As a further point, the development was already named above: Changes beat the status quo: SonarQube creates histories that can also be wonderfully evaluated. For example, the development of the project size can be compared with the number of duplications:

Within the same time period in which 5,000 lines of Code were removed, 2.5% of Code duplications were added. That can mean that redundant Code has been created, or non-redundant Code has been deleted, which in turn can mean that duplications can be more significant. If it is then also taken into consideration that log4j has a total of 16,000 lines of Code, the latter is more probable.

Experience

  1. Assuming that a sufficiently large code basis exists, many Legacy projects achieve an A rating. As already mentioned, that is not very surprising. When the average Code contribution is of a good average, than the average is good. The distribution according to Issue category helps in this case enormously.
  2. In the embedded area there is a principle that for all 30 rule infringements, 3 small and a significant Bug can be expected. This rule helps to extrapolate the bugs during operation from the number of Issues during the development.

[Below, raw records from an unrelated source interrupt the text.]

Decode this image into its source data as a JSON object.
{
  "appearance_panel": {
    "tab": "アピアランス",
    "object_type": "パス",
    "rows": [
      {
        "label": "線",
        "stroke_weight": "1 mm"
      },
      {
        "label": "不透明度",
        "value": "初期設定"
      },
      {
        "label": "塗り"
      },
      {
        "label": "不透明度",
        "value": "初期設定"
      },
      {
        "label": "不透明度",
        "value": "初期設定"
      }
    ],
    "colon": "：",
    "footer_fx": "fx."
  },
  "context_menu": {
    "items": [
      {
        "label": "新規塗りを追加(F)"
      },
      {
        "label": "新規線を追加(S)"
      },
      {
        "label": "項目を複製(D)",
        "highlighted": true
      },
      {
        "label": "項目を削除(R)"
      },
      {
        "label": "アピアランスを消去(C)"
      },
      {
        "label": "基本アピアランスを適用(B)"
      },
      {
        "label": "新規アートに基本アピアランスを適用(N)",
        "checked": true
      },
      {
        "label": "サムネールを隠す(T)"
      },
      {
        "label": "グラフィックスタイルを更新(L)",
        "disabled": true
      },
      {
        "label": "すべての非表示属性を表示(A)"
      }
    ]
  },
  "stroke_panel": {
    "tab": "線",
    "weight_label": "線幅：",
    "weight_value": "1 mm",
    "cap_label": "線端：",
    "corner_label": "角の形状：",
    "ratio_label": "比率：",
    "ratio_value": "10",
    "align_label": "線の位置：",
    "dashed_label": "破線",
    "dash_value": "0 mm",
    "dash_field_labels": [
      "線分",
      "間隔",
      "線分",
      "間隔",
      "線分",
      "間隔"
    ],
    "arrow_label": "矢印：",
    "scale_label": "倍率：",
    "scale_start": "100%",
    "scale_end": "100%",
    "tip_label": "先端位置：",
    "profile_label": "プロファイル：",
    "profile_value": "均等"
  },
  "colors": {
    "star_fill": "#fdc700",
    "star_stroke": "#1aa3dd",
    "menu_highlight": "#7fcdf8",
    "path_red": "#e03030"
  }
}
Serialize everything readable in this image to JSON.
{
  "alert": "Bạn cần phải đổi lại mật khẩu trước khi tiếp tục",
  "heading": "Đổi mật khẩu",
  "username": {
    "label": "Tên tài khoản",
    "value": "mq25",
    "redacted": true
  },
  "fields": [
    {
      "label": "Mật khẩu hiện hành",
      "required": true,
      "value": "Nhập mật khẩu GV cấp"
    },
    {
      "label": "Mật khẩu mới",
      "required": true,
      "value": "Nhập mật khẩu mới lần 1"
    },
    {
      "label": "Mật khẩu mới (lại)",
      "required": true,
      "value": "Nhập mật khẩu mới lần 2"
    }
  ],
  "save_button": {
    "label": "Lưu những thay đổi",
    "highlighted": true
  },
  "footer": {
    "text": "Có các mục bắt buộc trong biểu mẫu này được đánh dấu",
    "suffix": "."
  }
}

This because it is usually difficult to create a direct connection between these indicators: In certain forecast NullPointers, Users simply do not walk in for example because the applications are just not operated in the necessary way. However, the average values mentioned above also help here. The purely numerical values are certain to require fine adjustment in order to fit on the respective application area, the sample should fit however.
  3. Working live with SonarQube can lead to gas factories. If a dedicated SonarQube monitor is set-up in the office, the team members will observe that Issues are either rectified immediately or that they are just avoided from the get-go. Although this tendency is certainly worthy of praise, it can however lead to an overly complex way of thinking and losing sight of the actual goal. This behavioural pattern has a name: Over Engineering. It is recommendable to look together at the end of the sprint or at a comparable points-in-time, how the Code basis is developing.

Summary

In summary, the following can be said:

  • Code analysis provides a feeling for the code basis. It is only in this way that grounded statements can be made as to which area of the project are particularly endangered, unstable or need to be renovated.
  • Regular analyses could increase the team motivation. A positive Issue balance at the end of a Sprint and an upward increasing history graphs should be good drivers for a group developer and as evidence of one’s own working performance.
  • Analysis results can serve as an argumentation basis. With the help of the project history that contains a selection of indicators that can be well illustrated, this translates into a better position from which to discuss a possibly required technical Release with customers or decision makers.

The original article from the magazine “Java aktuell” is available here for download.

Share this article

Josha von Gizycki
Software Developer
Constantly learning to expand your knowledge and exchanging experiences and ideas with like-minded people are, in his opinion, the most important building blocks for constant improvement.